The Symbolism of Color in Orthodox Iconography: Gold (Pt. 2)

“Two-Worlds in Old Russian Icon Painting” from Icons: Theology in Color by Eugene Trubetskoi.

In our icon painting this divine gold has a special name, assist, and is used in a special way. It never looks like solid gold; it resembles, rather, an ethereal, airy cobweb of fine rays emitted by God and lighting everything around. When it appears in an icon, God is always suggested as its source. However, in the presence of divine illumination assist often glorifies also the part of the environment that has already entered divine life and is seen as touching it very closely. For instance, it covers the throne and the brilliant mantle of Sophia the Divine Wisdom, and the mantle of the Virgin as she ascends to heaven. Angel wings and the tops of paradisial trees are often touched with it. In some icons, assist appears on the pointed domes of churches, never covering them but, rather, making them glitter with sparks and rays. The ethereal quality of these rays gives the domes an air of live, glowing, moving light. The garments of Christ in glory glitter with sparks; the throne and mantle of Sophia glow like fire; church domes burn to the sky. This sparkle and fire separate the otherwordly glory from the unglorious, the here-below. Our world merely aspires to the heights, imitates a flame, but becomes truly illumined by it only at the utmost heights that only the peaks of church life can attain. The trembling ethereal gold gives these peaks, too, a look of otherworldly brilliance.
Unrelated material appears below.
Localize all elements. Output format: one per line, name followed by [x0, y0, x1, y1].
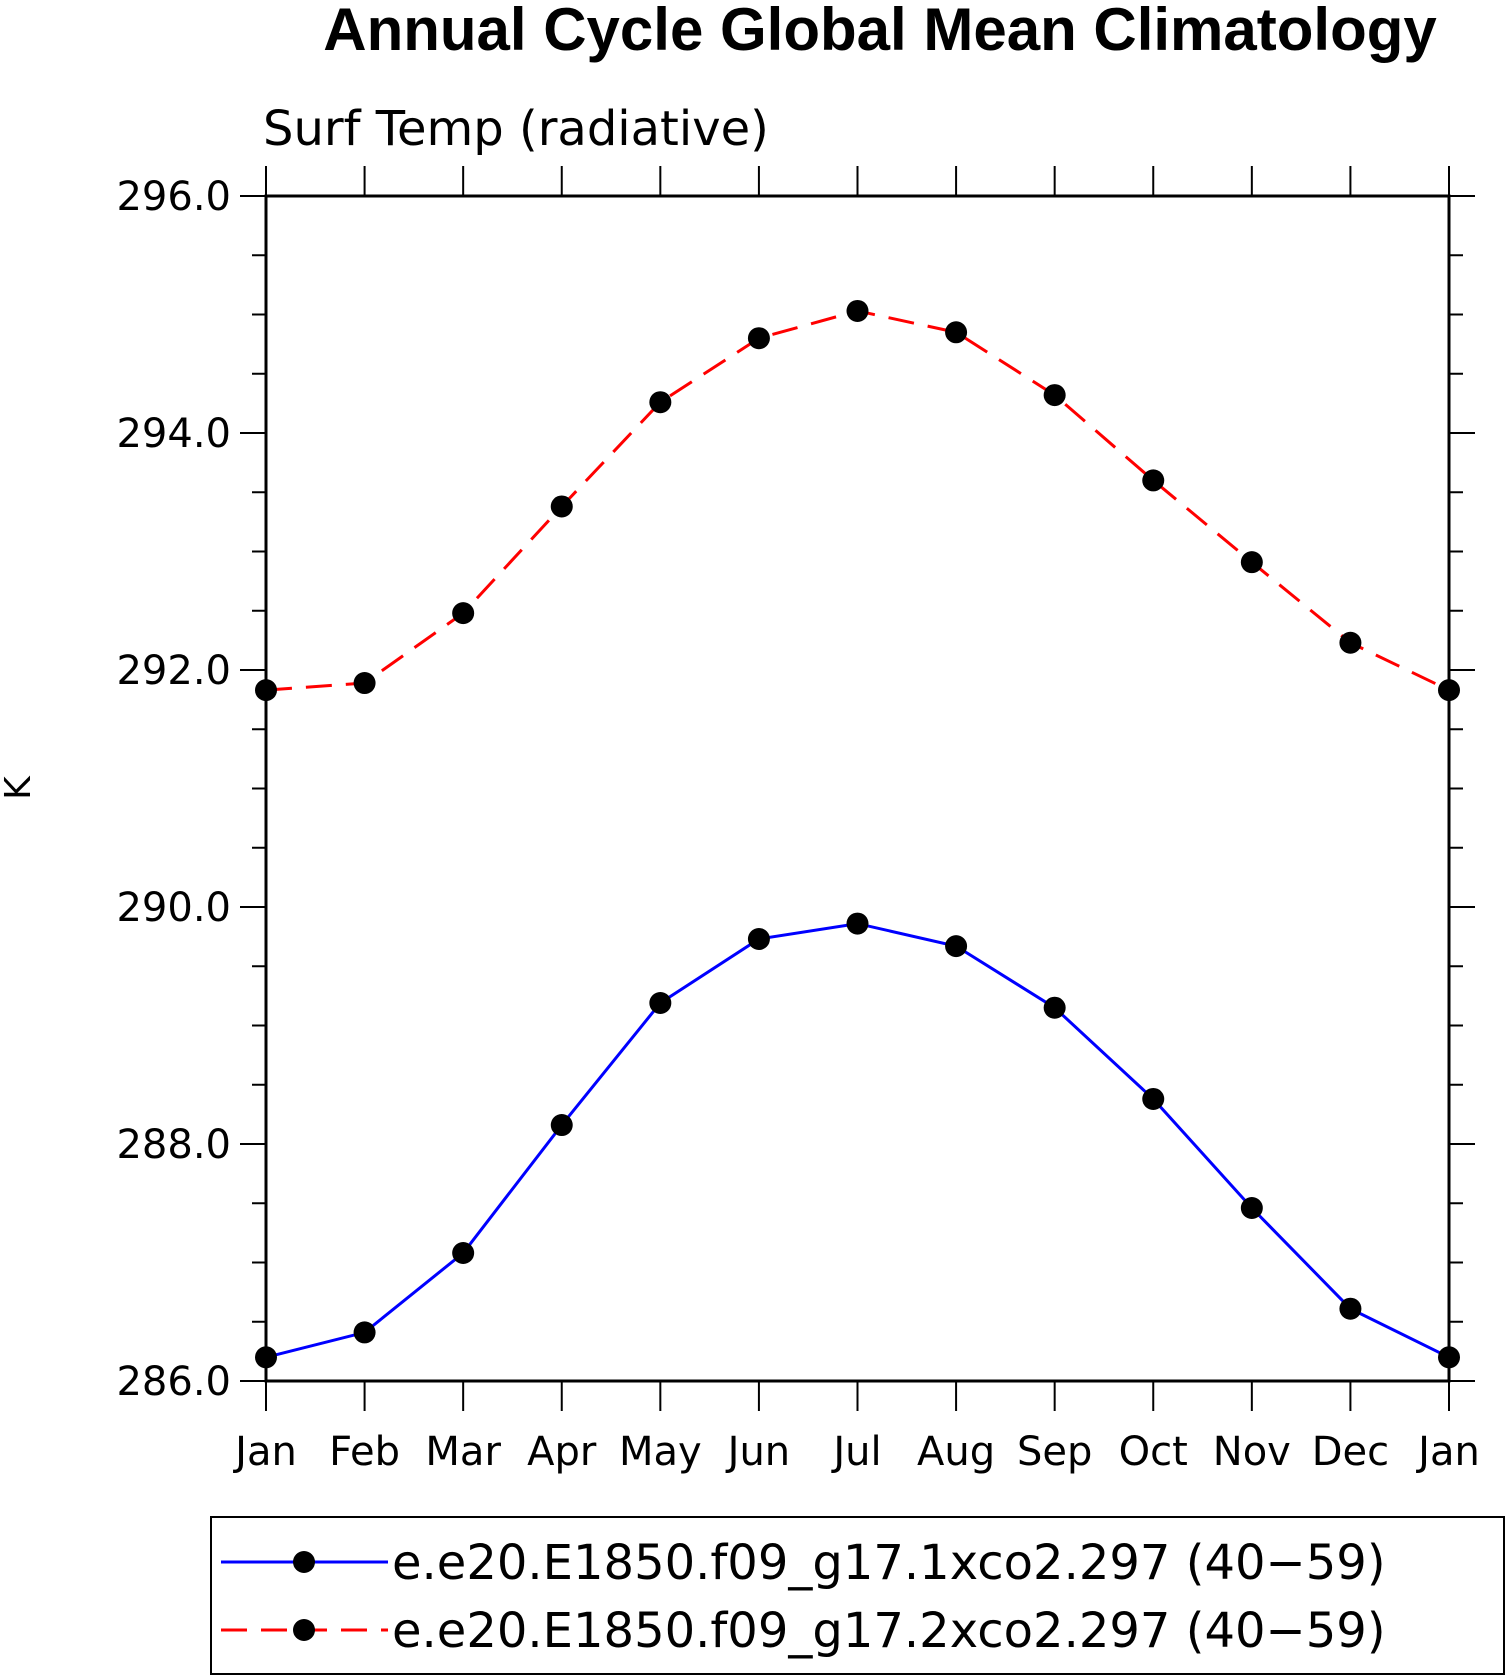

In general the otherworldly colors were used with remarkable tact, especially by our Novgorod painters. Assist does not appear in the icons where Christ’s humanity is stressed, where he “took upon him the form of a servant.” But as soon as the artist sees Christ in glory, or wants to convey his imminent glorification, he introduces assist. Christ as an infant often glows with it when the artist needs to emphasize the eternal nature of the child. This fine gold covers the garments of Christ in icons of the Transfiguration, the Resurrection, and the Ascension. He shines with the same specific divine brilliance when he is shown leading human souls out of hell, or in paradise with the thief.

The strongest impact is achieved by the use of assist where the artist needs to contrast the two worlds, put a distance between the divine and the earthly. We can see this for instance, in the very old icons of the Dormition. One glance at the best of them makes it clear that the Virgin reclining on her deathbed, in her dark clothes, with all the familiars surrounding her, remains corporeally on this plane of being, the one we can touch and can see with our earthly eyes. But the figure of Christ in light raiment, standing behind the bed with the Virgin’s soul in the guise of an infant in his arms, is clearly an otherworldly vision. The whole figure shines and sparkles, separated from the intentionally heavy colors of the earthly plane by the ethereal weightlessness of its assist-covered lines...

Some icons…show in addition the Virgin already glorified, high in the sky, in that same golden brilliance, among angels also shining with assist.